Tuesday, January 13, 2015
Virginia coach Joanne Boyle -- officially a mom
Too often press conferences and interviews turn into cliche song-and-dances that offer almost nothing we didn't already know, let alone anything personal. But what I've always loved about talking to people and sharing their stories is sitting down for a genuine conversation with someone who isn't shy about allowing you to peek behind the curtain.
I had never met Virginia coach Joanne Boyle before I went to Charlottesville to talk with her about the excruciatingly long wait to realize a dream she first had as a 17-year-old: adopting a child from Africa. You can read the story I wrote for ESPN here, but I can tell you firsthand that I have never seen someone radiate with happiness as Boyle did when she spoke of being mom to nearly 3-year-old Ngoty.
"When I went to visit her the first time, I said, 'This is my life now. Now how do I get her out of here?' " Boyle said.
Boyle showed me pictures and told me stories about the remote village in Senegal that she visited any time she could spare four days off in a row. Many of the photos showed dismal, drab surroundings, particularly of the orphanage where Ngoty spent most of her first three years. The walls had no colorful pictures. There were no toys or electronic devices, and often no electricity, though the orphanage has it intermittently now because of Boyle's generosity. The twin beds looked dilapidated; the mattresses so flimsy. It was hard to envision anyone sleeping on them, let alone four to five to a bed sideways. The bathroom was a hole in the ground; the shower was a bucket. The outdoors pictures showed a village where underfed animals roamed in a heat so imposing Boyle said it was like breathing in a heater.
But more of the pictures were of smiles -- giving workers in the orphanage, generous locals who treated the children as their own, and gleeful children, laughing, dancing children, including Ngoty herself.

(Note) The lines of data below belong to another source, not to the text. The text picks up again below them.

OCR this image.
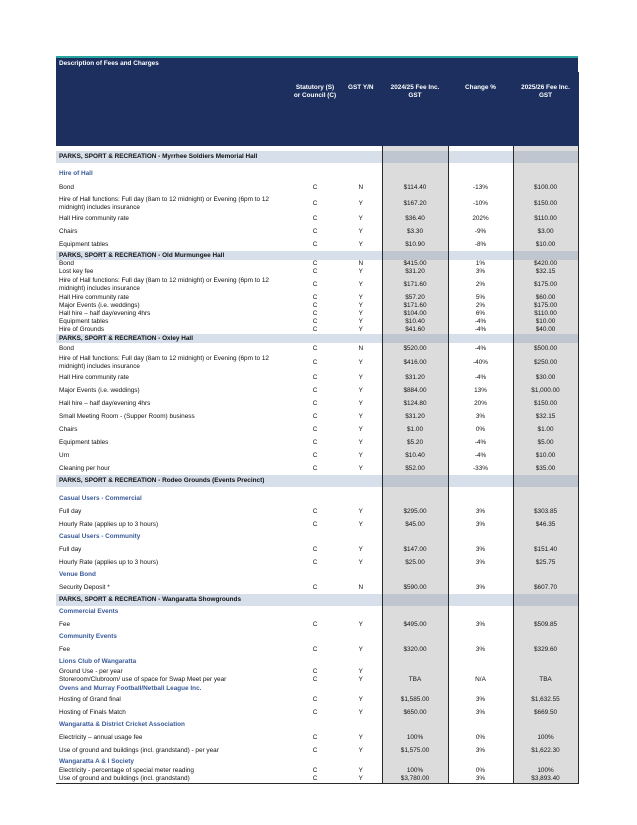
Description of Fees and Charges					
	Statutory (S) or Council (C)	GST Y/N	2024/25 Fee Inc. GST	Change %	2025/26 Fee Inc. GST

PARKS, SPORT & RECREATION - Myrrhee Soldiers Memorial Hall					

Hire of Hall					
Bond	C	N	$114.40	-13%	$100.00
Hire of Hall functions: Full day (8am to 12 midnight) or Evening (6pm to 12 midnight) includes insurance	C	Y	$167.20	-10%	$150.00
Hall Hire community rate	C	Y	$36.40	202%	$110.00
Chairs	C	Y	$3.30	-9%	$3.00
Equipment tables	C	Y	$10.90	-8%	$10.00
PARKS, SPORT & RECREATION - Old Murmungee Hall					
Bond	C	N	$415.00	1%	$420.00
Lost key fee	C	Y	$31.20	3%	$32.15
Hire of Hall functions: Full day (8am to 12 midnight) or Evening (6pm to 12 midnight) includes insurance	C	Y	$171.60	2%	$175.00
Hall Hire community rate	C	Y	$57.20	5%	$60.00
Major Events (i.e. weddings)	C	Y	$171.60	2%	$175.00
Hall hire – half day/evening 4hrs	C	Y	$104.00	6%	$110.00
Equipment tables	C	Y	$10.40	-4%	$10.00
Hire of Grounds	C	Y	$41.60	-4%	$40.00
PARKS, SPORT & RECREATION - Oxley Hall					
Bond	C	N	$520.00	-4%	$500.00
Hire of Hall functions: Full day (8am to 12 midnight) or Evening (6pm to 12 midnight) includes insurance	C	Y	$416.00	-40%	$250.00
Hall Hire community rate	C	Y	$31.20	-4%	$30.00
Major Events (i.e. weddings)	C	Y	$884.00	13%	$1,000.00
Hall hire – half day/evening 4hrs	C	Y	$124.80	20%	$150.00
Small Meeting Room - (Supper Room) business	C	Y	$31.20	3%	$32.15
Chairs	C	Y	$1.00	0%	$1.00
Equipment tables	C	Y	$5.20	-4%	$5.00
Urn	C	Y	$10.40	-4%	$10.00
Cleaning per hour	C	Y	$52.00	-33%	$35.00
PARKS, SPORT & RECREATION - Rodeo Grounds (Events Precinct)					

Casual Users - Commercial					
Full day	C	Y	$295.00	3%	$303.85
Hourly Rate (applies up to 3 hours)	C	Y	$45.00	3%	$46.35
Casual Users - Community					
Full day	C	Y	$147.00	3%	$151.40
Hourly Rate (applies up to 3 hours)	C	Y	$25.00	3%	$25.75
Venue Bond					
Security Deposit *	C	N	$590.00	3%	$607.70
PARKS, SPORT & RECREATION - Wangaratta Showgrounds					
Commercial Events					
Fee	C	Y	$495.00	3%	$509.85
Community Events					
Fee	C	Y	$320.00	3%	$329.60
Lions Club of Wangaratta					
Ground Use - per year	C	Y			
Storeroom/Clubroom/ use of space for Swap Meet per year	C	Y	TBA	N/A	TBA
Ovens and Murray Football/Netball League Inc.					
Hosting of Grand final	C	Y	$1,585.00	3%	$1,632.55
Hosting of Finals Match	C	Y	$650.00	3%	$669.50
Wangaratta & District Cricket Association					
Electricity – annual usage fee	C	Y	100%	0%	100%
Use of ground and buildings (incl. grandstand) - per year	C	Y	$1,575.00	3%	$1,622.30
Wangaratta A & I Society					
Electricity - percentage of special meter reading	C	Y	100%	0%	100%
Use of ground and buildings (incl. grandstand)	C	Y	$3,780.00	3%	$3,893.40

As Boyle explains it, the children have each other, and their friendships form without easily.
"The kids make up their own games," Boyle said. "They figure out how to play with each other. Everything is interactive -- the songs the girls sing, hide-and-seek. They communicate through their play. I try not to give Ngoty my Ipad too much because I want her to retain that."
Boyle painted a picture of Christmas morning for me -- which was two days after she and Ngoty arrived in the United States. Mom and daughter came downstairs slowly, Ngoty quickly spotting the Mickey Mouse chair for her. In fact, everything became hers -- even the gifts Boyle had wrapped for her mother, Joan.
"She delighted in unwrapping everything as any 2-year-old would," Boyle said.
Boyle has dozens of Christmas mornings to look forward to now -- along with birthday parties, field trips, coloring affixed to the fridge -- all the magic of parenthood made even more special given how long she waited to officially become Ngoty's mom. You wonder how she will juggle all that with being head coach of Virginia, but you know after talking to Boyle that this is a woman, who, when determined, will make it work no matter the hardship, or in this case, no matter the lack of sleep.
"Just as working moms do, I will manage," she promises.
As moms, we all anticipate the precious times, but too often, they become so easy to forget as we grow older and become exasperated given all the havoc both toddlers and teenagers can bring. While all of it doesn't promise to be roses for Boyle, I have the sense that she will savor every day with Ngoty. There will be memories, of course, but there will also be moments. I don't imagine Boyle overlooking any of them.